Herr Weghorst war mitverantwortlich für die Einführung der neuen TENCEL-Markenstrategie im Jahr 2018, wodurch sich der Bekanntheitsgrad der Marke von 17 % auf beachtliche 35 % im Jahr 2021 verdoppelte. Mit einem Fokus auf die „Triple-Bottom-Line“ und Kreislaufwirtschaft stellen die nachhaltigen Innovationen von Lenzing wichtige Schritte auf dem Weg hin zu einer umweltfreundlicheren Textilbranche dar.
Bei den Oscars färbt sich der rote Teppich grün: Die TENCEL-Partnerschaft von Lenzing und RCGD
Lenzing trägt zu den UN-Nachhaltigkeitszielen bei, indem das Unternehmen das Bewusstsein für die Vorteile der Tencel-Faser stärkt. Eines der relevanten Nachhaltigkeitsziele ist dabei die globale Partnerschaft für nachhaltige Entwicklung. Herr Weghorst unterstrich, dass man die Branche nicht im Alleingang verändern kann.

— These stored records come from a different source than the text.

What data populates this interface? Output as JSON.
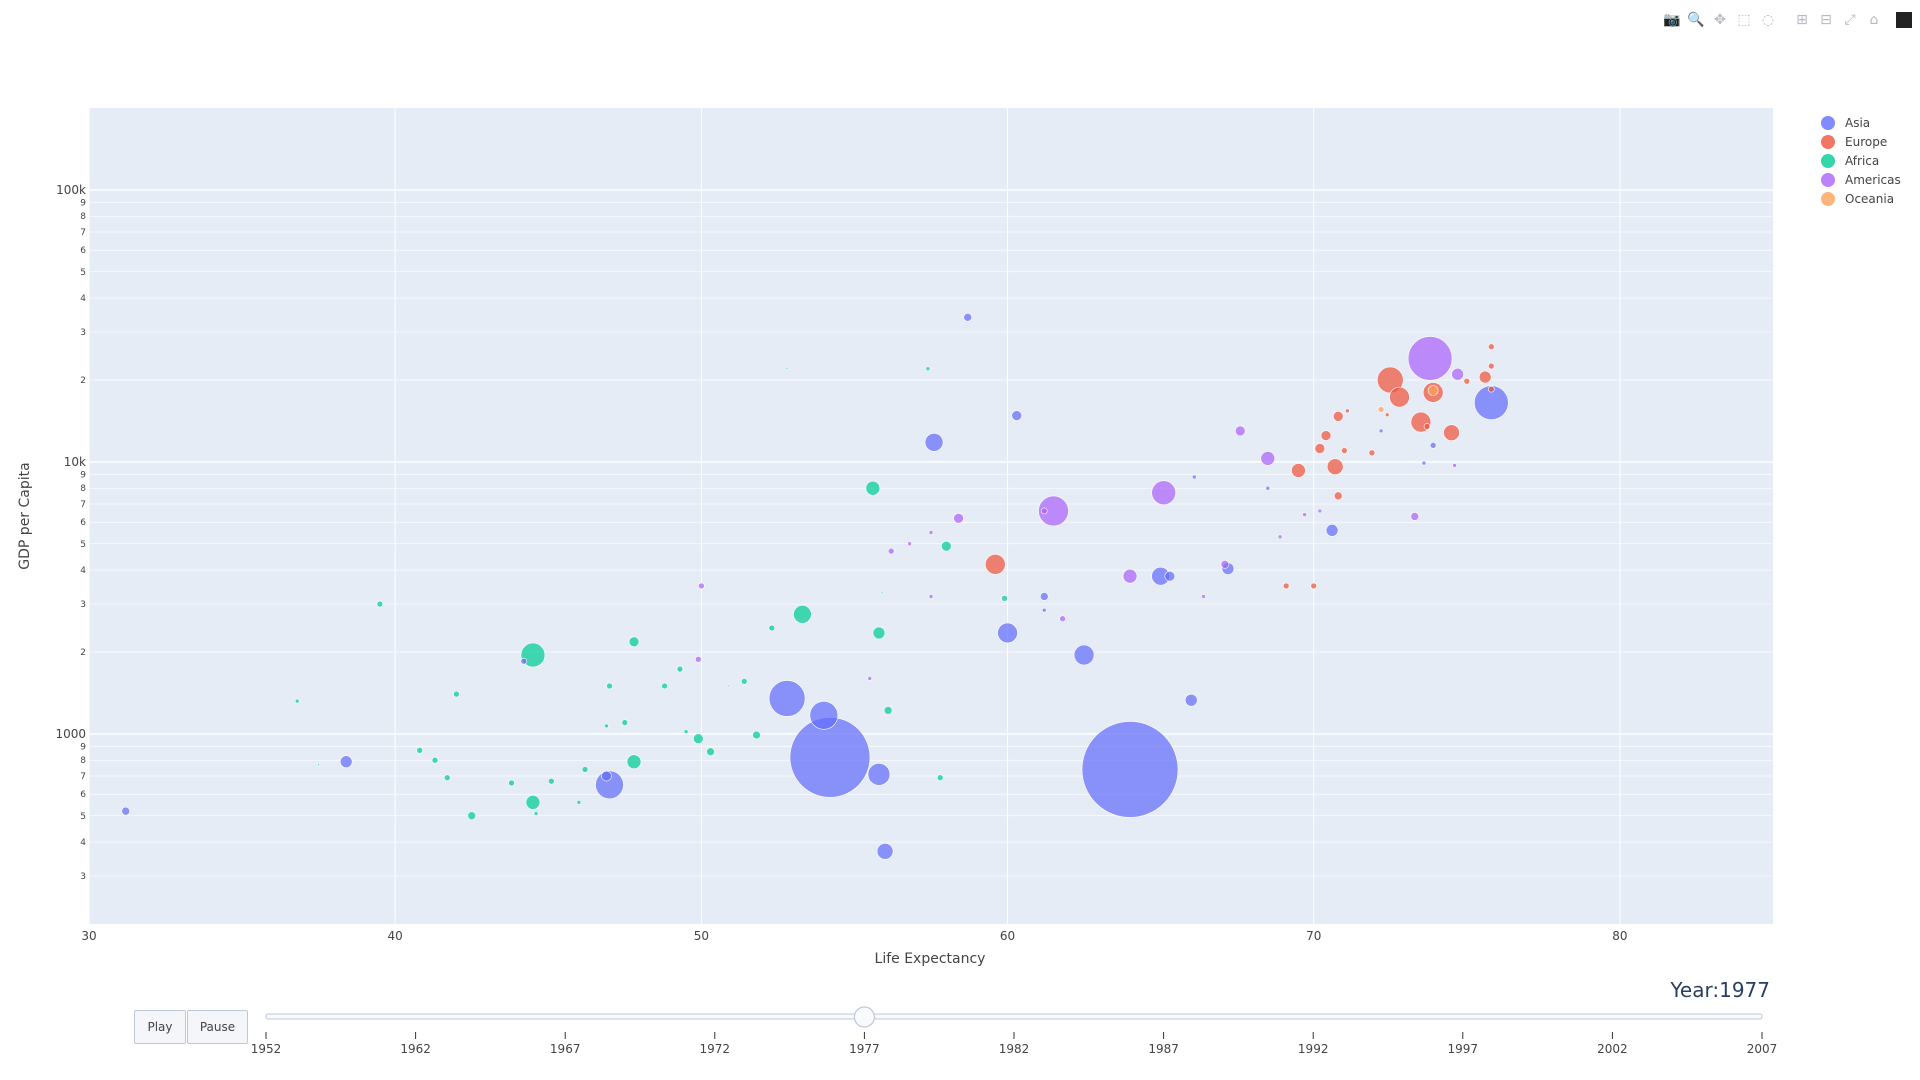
{
  "modebar": {
    "buttons": [
      {
        "name": "camera-icon",
        "glyph": "📷"
      },
      {
        "name": "zoom-icon",
        "glyph": "🔍"
      },
      {
        "name": "pan-icon",
        "glyph": "✥"
      },
      {
        "name": "box-select-icon",
        "glyph": "⬚"
      },
      {
        "name": "lasso-select-icon",
        "glyph": "◌"
      },
      {
        "name": "zoom-in-icon",
        "glyph": "⊞"
      },
      {
        "name": "zoom-out-icon",
        "glyph": "⊟"
      },
      {
        "name": "autoscale-icon",
        "glyph": "⤢"
      },
      {
        "name": "reset-axes-icon",
        "glyph": "⌂"
      }
    ]
  },
  "controls": {
    "play_label": "Play",
    "pause_label": "Pause",
    "year_prefix": "Year:",
    "year_value": "1977"
  },
  "slider": {
    "steps": [
      "1952",
      "1962",
      "1967",
      "1972",
      "1977",
      "1982",
      "1987",
      "1992",
      "1997",
      "2002",
      "2007"
    ],
    "active": "1977"
  },
  "chart_data": {
    "type": "scatter",
    "xlabel": "Life Expectancy",
    "ylabel": "GDP per Capita",
    "xlim": [
      30,
      85
    ],
    "ylim_log": [
      200,
      200000
    ],
    "xticks": [
      30,
      40,
      50,
      60,
      70,
      80
    ],
    "yticks": [
      {
        "v": 1000,
        "t": "1000"
      },
      {
        "v": 10000,
        "t": "10k"
      },
      {
        "v": 100000,
        "t": "100k"
      }
    ],
    "yminor": [
      {
        "v": 300,
        "t": "3"
      },
      {
        "v": 400,
        "t": "4"
      },
      {
        "v": 500,
        "t": "5"
      },
      {
        "v": 600,
        "t": "6"
      },
      {
        "v": 700,
        "t": "7"
      },
      {
        "v": 800,
        "t": "8"
      },
      {
        "v": 900,
        "t": "9"
      },
      {
        "v": 2000,
        "t": "2"
      },
      {
        "v": 3000,
        "t": "3"
      },
      {
        "v": 4000,
        "t": "4"
      },
      {
        "v": 5000,
        "t": "5"
      },
      {
        "v": 6000,
        "t": "6"
      },
      {
        "v": 7000,
        "t": "7"
      },
      {
        "v": 8000,
        "t": "8"
      },
      {
        "v": 9000,
        "t": "9"
      },
      {
        "v": 20000,
        "t": "2"
      },
      {
        "v": 30000,
        "t": "3"
      },
      {
        "v": 40000,
        "t": "4"
      },
      {
        "v": 50000,
        "t": "5"
      },
      {
        "v": 60000,
        "t": "6"
      },
      {
        "v": 70000,
        "t": "7"
      },
      {
        "v": 80000,
        "t": "8"
      },
      {
        "v": 90000,
        "t": "9"
      }
    ],
    "grid": true,
    "legend_position": "top-right",
    "series": [
      {
        "name": "Asia",
        "color": "#636efa",
        "points": [
          [
            64.0,
            740,
            48
          ],
          [
            54.2,
            820,
            40
          ],
          [
            52.8,
            1350,
            18
          ],
          [
            54.0,
            1170,
            14
          ],
          [
            47.0,
            650,
            14
          ],
          [
            55.8,
            710,
            11
          ],
          [
            62.5,
            1950,
            10
          ],
          [
            60.0,
            2350,
            10
          ],
          [
            65.0,
            3800,
            9
          ],
          [
            57.6,
            11800,
            9
          ],
          [
            75.8,
            16500,
            17
          ],
          [
            56.0,
            370,
            8
          ],
          [
            38.4,
            790,
            6
          ],
          [
            31.2,
            520,
            4
          ],
          [
            58.7,
            34000,
            4
          ],
          [
            60.3,
            14800,
            5
          ],
          [
            66.0,
            1330,
            6
          ],
          [
            67.2,
            4050,
            6
          ],
          [
            65.3,
            3800,
            5
          ],
          [
            70.6,
            5600,
            6
          ],
          [
            61.2,
            3200,
            4
          ],
          [
            73.9,
            11500,
            3
          ],
          [
            46.9,
            700,
            5
          ],
          [
            44.2,
            1850,
            3
          ],
          [
            68.5,
            8000,
            2
          ],
          [
            72.2,
            13000,
            2
          ],
          [
            66.1,
            8800,
            2
          ],
          [
            61.2,
            2850,
            2
          ],
          [
            73.6,
            9900,
            2
          ]
        ]
      },
      {
        "name": "Europe",
        "color": "#ef553b",
        "points": [
          [
            72.5,
            20000,
            13
          ],
          [
            72.8,
            17300,
            10
          ],
          [
            73.5,
            14000,
            10
          ],
          [
            73.9,
            18000,
            10
          ],
          [
            74.5,
            12800,
            8
          ],
          [
            75.6,
            20500,
            6
          ],
          [
            69.5,
            9300,
            7
          ],
          [
            70.7,
            9600,
            8
          ],
          [
            70.2,
            11200,
            5
          ],
          [
            70.8,
            14700,
            5
          ],
          [
            70.4,
            12500,
            5
          ],
          [
            70.8,
            7500,
            4
          ],
          [
            71.9,
            10800,
            3
          ],
          [
            75.8,
            26500,
            3
          ],
          [
            75.8,
            22500,
            3
          ],
          [
            75.8,
            18500,
            3
          ],
          [
            75.0,
            19800,
            3
          ],
          [
            59.6,
            4200,
            10
          ],
          [
            70.0,
            3500,
            3
          ],
          [
            69.1,
            3500,
            3
          ],
          [
            71.0,
            11000,
            3
          ],
          [
            73.7,
            13500,
            3
          ],
          [
            72.4,
            14900,
            2
          ],
          [
            71.1,
            15400,
            2
          ]
        ]
      },
      {
        "name": "Africa",
        "color": "#00cc96",
        "points": [
          [
            44.5,
            1950,
            12
          ],
          [
            53.3,
            2750,
            9
          ],
          [
            44.5,
            560,
            7
          ],
          [
            55.6,
            8000,
            7
          ],
          [
            47.8,
            790,
            7
          ],
          [
            58.0,
            4900,
            5
          ],
          [
            55.8,
            2350,
            6
          ],
          [
            36.8,
            1320,
            2
          ],
          [
            39.5,
            3000,
            3
          ],
          [
            42.5,
            500,
            4
          ],
          [
            47.8,
            2180,
            5
          ],
          [
            49.9,
            960,
            5
          ],
          [
            50.3,
            860,
            4
          ],
          [
            51.8,
            990,
            4
          ],
          [
            56.1,
            1220,
            4
          ],
          [
            49.3,
            1730,
            3
          ],
          [
            47.0,
            1500,
            3
          ],
          [
            48.8,
            1500,
            3
          ],
          [
            52.3,
            2450,
            3
          ],
          [
            51.4,
            1560,
            3
          ],
          [
            40.8,
            870,
            3
          ],
          [
            41.3,
            800,
            3
          ],
          [
            41.7,
            690,
            3
          ],
          [
            42.0,
            1400,
            3
          ],
          [
            43.8,
            660,
            3
          ],
          [
            45.1,
            670,
            3
          ],
          [
            46.2,
            740,
            3
          ],
          [
            47.5,
            1100,
            3
          ],
          [
            49.5,
            1020,
            2
          ],
          [
            57.8,
            690,
            3
          ],
          [
            57.4,
            22000,
            2
          ],
          [
            59.9,
            3150,
            3
          ],
          [
            44.6,
            510,
            2
          ],
          [
            46.0,
            560,
            2
          ],
          [
            46.9,
            1070,
            2
          ],
          [
            50.9,
            1500,
            1
          ],
          [
            52.8,
            22000,
            1
          ],
          [
            55.9,
            3300,
            1
          ],
          [
            37.5,
            770,
            1
          ]
        ]
      },
      {
        "name": "Americas",
        "color": "#ab63fa",
        "points": [
          [
            73.8,
            24000,
            22
          ],
          [
            61.5,
            6600,
            15
          ],
          [
            65.1,
            7700,
            12
          ],
          [
            68.5,
            10300,
            7
          ],
          [
            64.0,
            3800,
            7
          ],
          [
            58.4,
            6200,
            5
          ],
          [
            67.6,
            13000,
            5
          ],
          [
            67.1,
            4200,
            4
          ],
          [
            74.7,
            21000,
            6
          ],
          [
            73.3,
            6300,
            4
          ],
          [
            56.2,
            4700,
            3
          ],
          [
            50.0,
            3500,
            3
          ],
          [
            49.9,
            1880,
            3
          ],
          [
            56.8,
            5000,
            2
          ],
          [
            61.8,
            2650,
            3
          ],
          [
            57.5,
            3200,
            2
          ],
          [
            61.2,
            6600,
            3
          ],
          [
            69.7,
            6400,
            2
          ],
          [
            70.2,
            6600,
            2
          ],
          [
            68.9,
            5300,
            2
          ],
          [
            66.4,
            3200,
            2
          ],
          [
            57.5,
            5500,
            2
          ],
          [
            74.6,
            9700,
            2
          ],
          [
            55.5,
            1600,
            2
          ]
        ]
      },
      {
        "name": "Oceania",
        "color": "#ffa15a",
        "points": [
          [
            73.9,
            18300,
            5
          ],
          [
            72.2,
            15600,
            3
          ]
        ]
      }
    ]
  }
}
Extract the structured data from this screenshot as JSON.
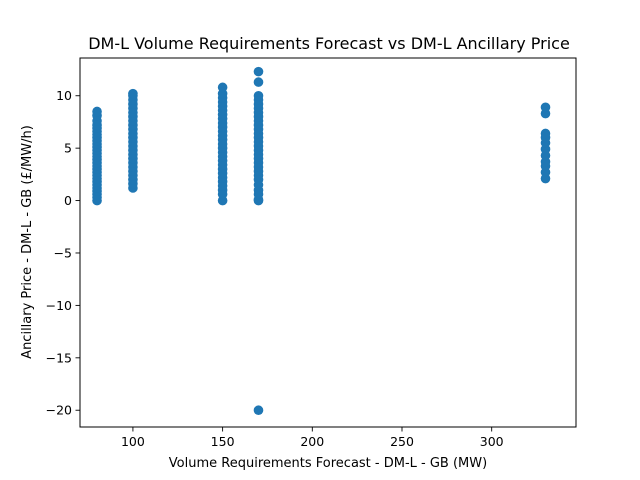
{
  "chart_data": {
    "type": "scatter",
    "title": "DM-L Volume Requirements Forecast vs DM-L Ancillary Price",
    "xlabel": "Volume Requirements Forecast - DM-L - GB (MW)",
    "ylabel": "Ancillary Price - DM-L - GB (£/MW/h)",
    "xlim": [
      70.5,
      347
    ],
    "ylim": [
      -21.6,
      13.6
    ],
    "xticks": [
      100,
      150,
      200,
      250,
      300
    ],
    "yticks": [
      10,
      5,
      0,
      -5,
      -10,
      -15,
      -20
    ],
    "xtick_labels": [
      "100",
      "150",
      "200",
      "250",
      "300"
    ],
    "ytick_labels": [
      "10",
      "5",
      "0",
      "−5",
      "−10",
      "−15",
      "−20"
    ],
    "grid": false,
    "marker_color": "#1f77b4",
    "series": [
      {
        "points": [
          [
            80,
            0.0
          ],
          [
            80,
            0.3
          ],
          [
            80,
            0.6
          ],
          [
            80,
            0.9
          ],
          [
            80,
            1.2
          ],
          [
            80,
            1.5
          ],
          [
            80,
            1.8
          ],
          [
            80,
            2.1
          ],
          [
            80,
            2.4
          ],
          [
            80,
            2.7
          ],
          [
            80,
            3.0
          ],
          [
            80,
            3.3
          ],
          [
            80,
            3.6
          ],
          [
            80,
            3.9
          ],
          [
            80,
            4.2
          ],
          [
            80,
            4.5
          ],
          [
            80,
            4.8
          ],
          [
            80,
            5.1
          ],
          [
            80,
            5.4
          ],
          [
            80,
            5.7
          ],
          [
            80,
            6.0
          ],
          [
            80,
            6.3
          ],
          [
            80,
            6.6
          ],
          [
            80,
            6.9
          ],
          [
            80,
            7.2
          ],
          [
            80,
            7.6
          ],
          [
            80,
            8.1
          ],
          [
            80,
            8.5
          ],
          [
            100,
            1.2
          ],
          [
            100,
            1.6
          ],
          [
            100,
            2.0
          ],
          [
            100,
            2.4
          ],
          [
            100,
            2.8
          ],
          [
            100,
            3.2
          ],
          [
            100,
            3.6
          ],
          [
            100,
            4.0
          ],
          [
            100,
            4.4
          ],
          [
            100,
            4.8
          ],
          [
            100,
            5.2
          ],
          [
            100,
            5.6
          ],
          [
            100,
            6.0
          ],
          [
            100,
            6.4
          ],
          [
            100,
            6.8
          ],
          [
            100,
            7.2
          ],
          [
            100,
            7.6
          ],
          [
            100,
            8.0
          ],
          [
            100,
            8.4
          ],
          [
            100,
            8.8
          ],
          [
            100,
            9.2
          ],
          [
            100,
            9.6
          ],
          [
            100,
            10.0
          ],
          [
            100,
            10.2
          ],
          [
            150,
            0.0
          ],
          [
            150,
            0.6
          ],
          [
            150,
            1.0
          ],
          [
            150,
            1.4
          ],
          [
            150,
            1.8
          ],
          [
            150,
            2.2
          ],
          [
            150,
            2.6
          ],
          [
            150,
            3.0
          ],
          [
            150,
            3.4
          ],
          [
            150,
            3.8
          ],
          [
            150,
            4.2
          ],
          [
            150,
            4.6
          ],
          [
            150,
            5.0
          ],
          [
            150,
            5.4
          ],
          [
            150,
            5.8
          ],
          [
            150,
            6.2
          ],
          [
            150,
            6.6
          ],
          [
            150,
            7.0
          ],
          [
            150,
            7.4
          ],
          [
            150,
            7.8
          ],
          [
            150,
            8.2
          ],
          [
            150,
            8.6
          ],
          [
            150,
            9.0
          ],
          [
            150,
            9.4
          ],
          [
            150,
            9.8
          ],
          [
            150,
            10.2
          ],
          [
            150,
            10.8
          ],
          [
            170,
            -20.0
          ],
          [
            170,
            0.0
          ],
          [
            170,
            0.1
          ],
          [
            170,
            0.6
          ],
          [
            170,
            1.0
          ],
          [
            170,
            1.5
          ],
          [
            170,
            2.0
          ],
          [
            170,
            2.4
          ],
          [
            170,
            2.8
          ],
          [
            170,
            3.2
          ],
          [
            170,
            3.6
          ],
          [
            170,
            4.0
          ],
          [
            170,
            4.4
          ],
          [
            170,
            4.8
          ],
          [
            170,
            5.2
          ],
          [
            170,
            5.6
          ],
          [
            170,
            6.0
          ],
          [
            170,
            6.4
          ],
          [
            170,
            6.8
          ],
          [
            170,
            7.2
          ],
          [
            170,
            7.6
          ],
          [
            170,
            8.0
          ],
          [
            170,
            8.4
          ],
          [
            170,
            8.8
          ],
          [
            170,
            9.2
          ],
          [
            170,
            9.6
          ],
          [
            170,
            10.0
          ],
          [
            170,
            11.3
          ],
          [
            170,
            12.3
          ],
          [
            330,
            2.1
          ],
          [
            330,
            2.7
          ],
          [
            330,
            3.3
          ],
          [
            330,
            3.7
          ],
          [
            330,
            4.3
          ],
          [
            330,
            4.9
          ],
          [
            330,
            5.5
          ],
          [
            330,
            6.0
          ],
          [
            330,
            6.4
          ],
          [
            330,
            8.3
          ],
          [
            330,
            8.9
          ]
        ]
      }
    ]
  }
}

Dies ist einer der Gründe, warum TENCEL mit der NGO „Red Carpet Green Dress“ zusammenarbeitet, um umweltfreundliche Outfits für die Academy Awards (besser bekannt als „die Oscars“) zu designen. Zwei Jahre in Folge haben sich TENCEL und RCGD nun schon zusammengetan, um bei einem der bekanntesten Galaevents der Welt am roten Teppich nachhaltige Lösungen zu präsentieren.
Letztes Jahr stellte Marlee Matlin, eine der Präsentatorinnen, bei der Oscarverleihung 2021 ihr Öko-Couture-Kleid zur Schau, gefertigt aus dem Stoff TENCEL Luxe. Diese Zusammenarbeit hat nicht nur die Bedeutung nachhaltiger Mode ins Rampenlicht gerückt, sondern auch aufgezeigt, was Öko-Couture alles leisten kann. Es ist zu hoffen, dass dieses Vorbild andere Designer inspirieren wird, ebenfalls nachhaltige Kleidungsstücke zu entwerfen, die der umweltschädlichen Konkurrenz visuell in nichts nachstehen.
Was können wir als Modekonsument*innen verändern?
Nachhaltige Mode ist auch jenseits des roten Teppichs ein äußerst wichtiges Thema. Als Verbraucher*innen haben wir einen der effektivsten Hebel in der Hand, um die Modebranche in Richtung mehr Nachhaltigkeit zu verändern. Wir sind uns jedoch bewusst, dass nicht alle Modekonsument*innen wissen, wo sie damit beginnen sollen. Deshalb haben wir drei einfache Schritte aufgelistet, die Modefans für mehr Nachhaltigkeit setzen können:
- Versuchen Sie, verantwortungsvoller und bewusster einzukaufen. Die Menschen kaufen heute 3-4 Mal mehr als früher.
- Entscheiden Sie sich beim Kauf für Kleidung aus biologisch abbaubaren Stoffen wie Lyocell, Baumwolle, Seide oder Wolle und nicht für weniger nachhaltige, synthetische Alternativen.
- Spenden Sie nicht mehr benötigte Kleidung, verkaufen Sie sie oder verwerten Sie sie weiter – werfen Sie sie nicht einfach weg! 80 % der Kleidung, die wir nicht mehr tragen, landet auf der Mülldeponie.
Wenn wir gemeinsam einige dieser kleinen Schritte setzen, können wir viel bewegen und eine Bewegung für mehr Nachhaltigkeit in der Modewelt starten.
Über die Autor*innen:
Julianne Schimp kommt aus Boston, Massachusetts, und ist derzeit im zweiten Jahr des Masterstudiums in Marketing an der WU. Bevor sie nach Wien zog, arbeitete sie Vollzeit bei einem „Fortune 100“-Handelsunternehmen in den USA. Sie möchte ihre Leidenschaft für den Handel und ihre bisherigen Erfahrungen in der Branche mit dem wichtigen Thema Nachhaltigkeit verbinden.
Giovanni Pontorno kommt aus Mailand, Italien, und befindet sich derzeit im zweiten Jahr des Double-Degree-Masterstudiums in Marketing an der Universität Bocconi und der WU. Vor dem Masterprogramm absolvierte er ein Bachelorstudium an der Katholischen Universität in Mailand, ein Austauschprogramm an der State University of New York in den USA und eine Sommeruniversität an der Beijing Language and Culture University in China. Derzeit arbeitet er als Produktmanager in einem Fintech-Unternehmen in Mailand.